U.S. Eighth Circuit - The FindLaw 8th Circuit Court of Appeals Opinion Summaries Blog

Vouching for Your Clients -- A $900,000 Mistake

This month, in the case of Gilster v. Primebank, the Eighth Circuit upheld the long-standing rule that lawyers cannot vouch for their clients.

The Facts

This was a sexual harassment case. Plaintiff claimed that Joseph Strub, her supervisor at Primebank in Sioux City, Iowa, made comments about her legs, placed his arm on her shoulders, told her that they should hook up, pressed his pelvis against her backside, massaged her shoulders, and told her to bend over and show more bra to bring in more customers. Defense admitted that when the plaintiff inquired about a bonus in front of colleagues at a meeting, Strubs told her to take out her teeth (she wears dentures), come to his office and close the door.

After Plaintiff complained of the continual harassment, Primebank started interviewing her coworkers, encouraged them to note performance problems and monitored her email. Three days after she filed a second discrimination complaint with the Iowa Human Rights Commission, Primebank fired her. Plaintiff had suffered sexual abuse as a child, which made her injuries from Strub's conduct worse. The harassment and retaliation caused her to suffer from depression, anxiety, excessive alcohol consumption, and self-mutilation. The jury found for her and awarded her $40,000 for past emotional distress, $200,000 for future emotional distress, and $600,000 punitive damages.

The Issue

The problem was that in closing arguments, the plaintiff's attorney recounted her own tale of sexual harassment, bemoaned her lack of courage in not reporting it and lauded her client's strength and fearlessness.

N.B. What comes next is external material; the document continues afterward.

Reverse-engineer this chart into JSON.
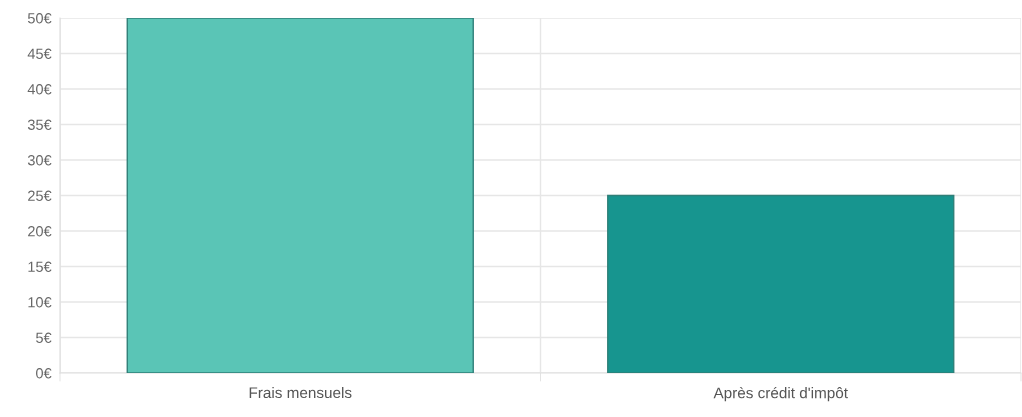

Defense counsel objected to the plaintiff's attorney testifying to her own experiences, rather understandable since (1) she (we assume) had not been sworn in as a witness and (2) her experience would not have been relevant evidence. More to the point, to quote Rule 32:3.4 of the Iowa Rules of Professional Conduct:

A lawyer shall not ... in trial, allude to any matter ... that will not be supported by admissible evidence, assert personal knowledge of facts in issue except when testifying as a witness, or state a personal opinion as to the justness of a cause, the credibility of a witness, [or] the culpability of a civil litigant ...

The defense objection was overruled. The trial judge later admitted that overruling the objection was an error. Obviously. But he found that the defense had not been unduly prejudiced.

The Eighth Circuit found otherwise. Relying on Whittenburg v. Werner Enterprises, it looked at three factors in determining that the vouching was prejudicial. First, the vouching was not a minor aberration, but rather permeated the entire rebuttal argument. Second, the trial court committed reversible error by not sustaining defense attorney's timely objection. Third, the size of the damage award suggested that plaintiff's improper comment had a prejudicial effect.

The judgment of the trial court was reversed and remanded for retrial.

The Takeaway

When trying a case, lawyers must abide by all their ethical duties. If they fail to do so in a way that prejudices the outcome of a case, it can cost their clients a favorable jury verdict, force everyone to go through a new trial and damage the lawyer's reputation.